Turbidity assay for fibrin formation

Washed platelets from WT, Unc13d−/− and Nbeal2−/− mice were activated with 0.1 U/mL or 1 U/mL thrombin in the presence or absence of 100 μM ZnCl2 or apyrase (2 U/mL) and were then incubated at 37 °C for 30 min. Thrombin-induced fibrin polymerisation was monitored for 2 hours by evaluating the turbidity at 405 nm using an ELISA reader.

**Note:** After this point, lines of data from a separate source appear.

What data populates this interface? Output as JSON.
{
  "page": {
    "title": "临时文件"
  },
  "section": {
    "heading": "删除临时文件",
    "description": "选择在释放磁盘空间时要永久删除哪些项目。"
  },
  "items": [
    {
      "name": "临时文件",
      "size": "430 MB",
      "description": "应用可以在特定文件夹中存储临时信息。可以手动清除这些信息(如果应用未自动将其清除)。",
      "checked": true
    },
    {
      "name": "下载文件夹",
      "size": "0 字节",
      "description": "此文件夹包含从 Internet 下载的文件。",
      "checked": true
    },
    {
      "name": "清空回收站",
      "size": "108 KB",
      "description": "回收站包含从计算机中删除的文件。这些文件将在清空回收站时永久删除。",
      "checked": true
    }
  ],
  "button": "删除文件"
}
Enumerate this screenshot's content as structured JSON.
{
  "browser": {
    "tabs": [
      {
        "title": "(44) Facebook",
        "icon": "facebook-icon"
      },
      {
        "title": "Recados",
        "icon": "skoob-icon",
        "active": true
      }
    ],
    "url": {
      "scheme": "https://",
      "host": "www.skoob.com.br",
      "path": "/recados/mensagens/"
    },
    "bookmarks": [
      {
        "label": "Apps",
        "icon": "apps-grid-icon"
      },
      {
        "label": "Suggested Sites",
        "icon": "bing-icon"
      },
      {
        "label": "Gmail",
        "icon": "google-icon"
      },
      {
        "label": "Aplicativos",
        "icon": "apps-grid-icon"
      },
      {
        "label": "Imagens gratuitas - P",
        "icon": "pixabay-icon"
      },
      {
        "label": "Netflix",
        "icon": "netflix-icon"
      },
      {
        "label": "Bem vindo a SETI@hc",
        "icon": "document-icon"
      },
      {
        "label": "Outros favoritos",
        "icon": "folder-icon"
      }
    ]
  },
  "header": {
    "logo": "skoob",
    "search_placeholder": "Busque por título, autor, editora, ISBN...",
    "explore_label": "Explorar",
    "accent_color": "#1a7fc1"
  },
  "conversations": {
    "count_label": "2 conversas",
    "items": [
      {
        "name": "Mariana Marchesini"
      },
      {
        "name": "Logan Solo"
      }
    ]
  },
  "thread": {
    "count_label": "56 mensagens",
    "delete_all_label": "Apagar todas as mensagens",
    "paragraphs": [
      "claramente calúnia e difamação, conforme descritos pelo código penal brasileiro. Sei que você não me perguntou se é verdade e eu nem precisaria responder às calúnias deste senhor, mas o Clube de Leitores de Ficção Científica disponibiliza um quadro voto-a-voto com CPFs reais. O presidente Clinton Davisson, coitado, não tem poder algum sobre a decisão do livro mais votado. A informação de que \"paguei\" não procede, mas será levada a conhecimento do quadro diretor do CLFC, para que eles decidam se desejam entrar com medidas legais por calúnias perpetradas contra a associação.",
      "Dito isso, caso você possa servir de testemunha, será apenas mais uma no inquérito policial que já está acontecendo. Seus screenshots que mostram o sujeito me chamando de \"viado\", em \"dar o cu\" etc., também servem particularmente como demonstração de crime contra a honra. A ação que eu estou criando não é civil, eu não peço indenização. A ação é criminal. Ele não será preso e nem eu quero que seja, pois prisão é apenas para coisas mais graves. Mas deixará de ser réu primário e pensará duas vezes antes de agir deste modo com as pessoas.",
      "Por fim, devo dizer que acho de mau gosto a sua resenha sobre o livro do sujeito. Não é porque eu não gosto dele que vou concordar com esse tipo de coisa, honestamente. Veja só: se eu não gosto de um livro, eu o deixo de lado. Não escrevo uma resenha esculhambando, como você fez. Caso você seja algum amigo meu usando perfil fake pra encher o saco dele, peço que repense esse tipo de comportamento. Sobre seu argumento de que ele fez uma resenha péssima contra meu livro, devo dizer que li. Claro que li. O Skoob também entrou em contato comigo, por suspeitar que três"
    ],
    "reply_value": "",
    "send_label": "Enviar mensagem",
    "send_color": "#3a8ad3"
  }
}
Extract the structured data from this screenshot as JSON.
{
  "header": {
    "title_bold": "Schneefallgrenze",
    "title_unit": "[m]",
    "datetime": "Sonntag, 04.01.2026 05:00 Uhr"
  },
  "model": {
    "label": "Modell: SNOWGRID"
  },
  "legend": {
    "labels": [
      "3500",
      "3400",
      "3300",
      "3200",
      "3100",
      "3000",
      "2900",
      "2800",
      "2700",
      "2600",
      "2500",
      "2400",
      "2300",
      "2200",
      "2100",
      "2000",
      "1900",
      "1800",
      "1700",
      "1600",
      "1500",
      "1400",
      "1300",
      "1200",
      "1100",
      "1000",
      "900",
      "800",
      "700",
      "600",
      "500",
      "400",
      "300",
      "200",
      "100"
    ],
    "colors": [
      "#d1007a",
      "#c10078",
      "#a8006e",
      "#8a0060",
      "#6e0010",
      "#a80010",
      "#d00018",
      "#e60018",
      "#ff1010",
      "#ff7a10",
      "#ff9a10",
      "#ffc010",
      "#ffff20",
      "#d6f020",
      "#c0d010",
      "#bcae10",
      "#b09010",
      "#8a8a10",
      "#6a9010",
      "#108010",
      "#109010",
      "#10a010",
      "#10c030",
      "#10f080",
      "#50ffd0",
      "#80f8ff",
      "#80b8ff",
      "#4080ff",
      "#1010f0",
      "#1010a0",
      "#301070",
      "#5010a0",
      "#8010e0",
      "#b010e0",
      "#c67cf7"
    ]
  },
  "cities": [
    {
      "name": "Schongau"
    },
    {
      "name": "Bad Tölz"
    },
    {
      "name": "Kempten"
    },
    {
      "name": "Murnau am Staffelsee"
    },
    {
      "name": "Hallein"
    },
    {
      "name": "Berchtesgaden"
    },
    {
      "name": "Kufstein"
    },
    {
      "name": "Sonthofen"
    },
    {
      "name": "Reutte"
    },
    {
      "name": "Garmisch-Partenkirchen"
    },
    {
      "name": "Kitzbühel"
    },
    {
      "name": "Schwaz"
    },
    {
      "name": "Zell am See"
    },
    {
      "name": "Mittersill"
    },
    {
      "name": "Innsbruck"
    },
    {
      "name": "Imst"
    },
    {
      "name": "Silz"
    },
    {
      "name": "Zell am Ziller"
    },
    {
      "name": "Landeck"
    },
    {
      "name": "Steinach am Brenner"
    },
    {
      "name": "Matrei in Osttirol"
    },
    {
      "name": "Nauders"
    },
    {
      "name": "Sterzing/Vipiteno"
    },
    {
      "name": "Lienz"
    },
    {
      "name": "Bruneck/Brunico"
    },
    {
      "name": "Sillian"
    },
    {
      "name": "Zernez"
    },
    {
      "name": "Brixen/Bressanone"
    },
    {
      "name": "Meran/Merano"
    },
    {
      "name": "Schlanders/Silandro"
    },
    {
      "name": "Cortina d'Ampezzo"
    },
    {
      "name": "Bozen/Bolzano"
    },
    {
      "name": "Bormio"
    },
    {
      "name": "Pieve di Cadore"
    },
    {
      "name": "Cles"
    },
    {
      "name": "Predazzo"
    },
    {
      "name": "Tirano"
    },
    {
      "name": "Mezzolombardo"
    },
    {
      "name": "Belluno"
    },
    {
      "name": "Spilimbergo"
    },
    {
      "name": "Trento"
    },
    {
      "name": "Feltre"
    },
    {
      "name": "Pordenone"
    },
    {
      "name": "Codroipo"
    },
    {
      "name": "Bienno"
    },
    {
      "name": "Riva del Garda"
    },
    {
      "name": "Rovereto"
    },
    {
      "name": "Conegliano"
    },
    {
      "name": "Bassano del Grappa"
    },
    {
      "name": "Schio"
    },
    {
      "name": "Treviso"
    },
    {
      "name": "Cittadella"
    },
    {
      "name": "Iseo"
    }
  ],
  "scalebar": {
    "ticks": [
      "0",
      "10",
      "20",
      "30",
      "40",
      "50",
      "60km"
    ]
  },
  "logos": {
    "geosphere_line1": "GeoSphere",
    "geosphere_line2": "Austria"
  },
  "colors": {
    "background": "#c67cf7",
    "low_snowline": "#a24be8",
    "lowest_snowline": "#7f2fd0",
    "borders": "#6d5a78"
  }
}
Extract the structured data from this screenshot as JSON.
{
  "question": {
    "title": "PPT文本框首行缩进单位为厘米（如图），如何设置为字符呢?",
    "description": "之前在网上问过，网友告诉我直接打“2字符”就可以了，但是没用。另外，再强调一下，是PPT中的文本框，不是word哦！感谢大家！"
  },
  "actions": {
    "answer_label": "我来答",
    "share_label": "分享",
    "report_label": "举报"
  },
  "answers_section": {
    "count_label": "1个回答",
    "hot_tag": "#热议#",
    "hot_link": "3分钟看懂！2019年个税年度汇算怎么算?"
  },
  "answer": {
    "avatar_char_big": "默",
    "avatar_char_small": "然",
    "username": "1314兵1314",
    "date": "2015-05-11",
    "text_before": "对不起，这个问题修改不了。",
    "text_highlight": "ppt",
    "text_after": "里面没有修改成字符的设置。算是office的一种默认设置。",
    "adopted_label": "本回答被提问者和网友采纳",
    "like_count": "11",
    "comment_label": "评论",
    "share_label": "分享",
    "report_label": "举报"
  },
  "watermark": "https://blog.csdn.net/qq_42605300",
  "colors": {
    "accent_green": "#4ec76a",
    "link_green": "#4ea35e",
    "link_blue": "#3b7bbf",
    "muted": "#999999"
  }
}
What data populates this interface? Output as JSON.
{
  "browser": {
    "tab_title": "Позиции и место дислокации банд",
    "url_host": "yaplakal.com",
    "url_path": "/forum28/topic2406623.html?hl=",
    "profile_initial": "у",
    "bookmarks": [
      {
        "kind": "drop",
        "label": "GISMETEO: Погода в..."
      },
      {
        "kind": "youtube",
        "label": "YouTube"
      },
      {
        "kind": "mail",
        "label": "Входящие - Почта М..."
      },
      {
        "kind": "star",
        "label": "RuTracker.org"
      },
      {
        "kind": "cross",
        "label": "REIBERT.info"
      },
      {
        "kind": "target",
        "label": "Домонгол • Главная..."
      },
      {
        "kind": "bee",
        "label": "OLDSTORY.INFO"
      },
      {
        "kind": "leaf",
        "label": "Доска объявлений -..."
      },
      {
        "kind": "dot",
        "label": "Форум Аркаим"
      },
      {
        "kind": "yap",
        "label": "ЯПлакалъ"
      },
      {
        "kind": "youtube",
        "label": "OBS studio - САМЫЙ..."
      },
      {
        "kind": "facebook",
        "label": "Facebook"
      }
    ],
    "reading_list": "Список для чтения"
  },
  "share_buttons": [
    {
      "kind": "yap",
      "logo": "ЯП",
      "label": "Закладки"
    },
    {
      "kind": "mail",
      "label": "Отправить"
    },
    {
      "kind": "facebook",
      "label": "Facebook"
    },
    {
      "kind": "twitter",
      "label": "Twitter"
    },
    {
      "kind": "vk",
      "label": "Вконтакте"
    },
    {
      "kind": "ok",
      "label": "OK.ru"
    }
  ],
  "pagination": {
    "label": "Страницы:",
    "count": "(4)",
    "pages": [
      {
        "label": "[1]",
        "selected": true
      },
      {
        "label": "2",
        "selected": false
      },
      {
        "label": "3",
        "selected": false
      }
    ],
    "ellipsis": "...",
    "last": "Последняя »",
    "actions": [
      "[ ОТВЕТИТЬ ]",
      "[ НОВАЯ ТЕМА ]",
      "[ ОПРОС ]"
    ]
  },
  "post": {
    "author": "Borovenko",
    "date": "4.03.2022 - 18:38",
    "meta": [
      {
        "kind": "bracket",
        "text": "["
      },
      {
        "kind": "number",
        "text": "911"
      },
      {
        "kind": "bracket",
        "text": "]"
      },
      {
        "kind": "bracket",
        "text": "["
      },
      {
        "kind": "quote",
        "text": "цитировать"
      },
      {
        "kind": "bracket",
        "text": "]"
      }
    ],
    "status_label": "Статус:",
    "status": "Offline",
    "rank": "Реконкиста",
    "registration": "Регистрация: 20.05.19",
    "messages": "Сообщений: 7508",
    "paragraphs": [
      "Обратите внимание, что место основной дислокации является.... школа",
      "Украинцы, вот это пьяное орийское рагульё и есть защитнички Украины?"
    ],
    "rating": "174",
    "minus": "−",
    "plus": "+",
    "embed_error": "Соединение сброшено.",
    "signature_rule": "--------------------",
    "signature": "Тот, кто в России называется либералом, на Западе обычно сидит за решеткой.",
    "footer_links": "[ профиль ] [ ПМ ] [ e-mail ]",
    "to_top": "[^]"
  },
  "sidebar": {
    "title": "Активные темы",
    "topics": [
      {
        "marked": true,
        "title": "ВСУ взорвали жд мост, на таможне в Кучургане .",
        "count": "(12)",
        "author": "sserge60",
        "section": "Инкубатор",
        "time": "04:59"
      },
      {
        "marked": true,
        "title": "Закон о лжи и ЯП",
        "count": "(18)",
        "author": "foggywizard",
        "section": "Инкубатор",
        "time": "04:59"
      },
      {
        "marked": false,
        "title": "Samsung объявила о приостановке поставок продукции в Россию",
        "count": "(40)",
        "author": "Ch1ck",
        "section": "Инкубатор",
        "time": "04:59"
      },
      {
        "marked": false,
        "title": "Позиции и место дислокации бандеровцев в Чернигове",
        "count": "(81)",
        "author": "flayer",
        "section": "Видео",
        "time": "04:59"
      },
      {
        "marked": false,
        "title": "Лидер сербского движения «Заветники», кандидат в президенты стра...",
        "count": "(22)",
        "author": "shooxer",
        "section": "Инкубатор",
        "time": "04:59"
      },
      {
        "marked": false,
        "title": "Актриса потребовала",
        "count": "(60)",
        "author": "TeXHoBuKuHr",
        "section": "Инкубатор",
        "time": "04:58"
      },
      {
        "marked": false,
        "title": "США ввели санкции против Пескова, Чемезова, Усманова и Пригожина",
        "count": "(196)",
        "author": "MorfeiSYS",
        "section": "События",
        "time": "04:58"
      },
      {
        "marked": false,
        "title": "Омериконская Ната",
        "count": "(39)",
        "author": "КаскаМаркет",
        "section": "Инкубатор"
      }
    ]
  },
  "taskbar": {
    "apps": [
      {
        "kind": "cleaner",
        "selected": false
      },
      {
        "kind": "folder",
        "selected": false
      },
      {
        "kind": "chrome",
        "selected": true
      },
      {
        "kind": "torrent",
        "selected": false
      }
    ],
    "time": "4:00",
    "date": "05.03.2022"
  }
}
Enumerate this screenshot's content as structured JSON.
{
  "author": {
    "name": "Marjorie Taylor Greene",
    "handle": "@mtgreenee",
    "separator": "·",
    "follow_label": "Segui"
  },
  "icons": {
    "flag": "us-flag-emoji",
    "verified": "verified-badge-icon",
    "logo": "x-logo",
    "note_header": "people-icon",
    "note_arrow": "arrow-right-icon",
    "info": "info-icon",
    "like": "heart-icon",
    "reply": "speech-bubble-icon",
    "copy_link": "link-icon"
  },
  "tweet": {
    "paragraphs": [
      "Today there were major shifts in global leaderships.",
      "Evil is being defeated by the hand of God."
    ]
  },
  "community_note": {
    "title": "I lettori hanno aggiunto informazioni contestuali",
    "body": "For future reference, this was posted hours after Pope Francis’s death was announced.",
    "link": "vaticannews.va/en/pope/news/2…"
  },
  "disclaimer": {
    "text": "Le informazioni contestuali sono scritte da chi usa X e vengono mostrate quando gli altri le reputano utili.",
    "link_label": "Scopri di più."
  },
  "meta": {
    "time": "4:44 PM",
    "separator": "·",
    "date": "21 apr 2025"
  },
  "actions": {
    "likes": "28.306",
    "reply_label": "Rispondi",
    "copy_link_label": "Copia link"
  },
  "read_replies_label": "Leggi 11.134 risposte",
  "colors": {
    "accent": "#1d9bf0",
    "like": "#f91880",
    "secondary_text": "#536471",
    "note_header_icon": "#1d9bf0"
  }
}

Whole-blood fibrin formation on platelet thrombi in a flow system

Platelet-mediated fibrin formation in recalcified mouse whole blood using a microfluidics flow chamber with microspots of collagen and tissue factor, at a shear rate of 1000 s−1 was measured, as described before22.

Statistical analysis

Statistical significance was analyzed using SigmaPlot 11 software. Statistical difference of the means (Mean ± SEM) was determined using 2-way analysis of variance, followed by the stated test of variance for significance or an unpaired Student’s t test. P values < 0.05 were considered to be significant (*P < 0.05, **P < 0.01, ***P < 0.001, ****P < 0.0001).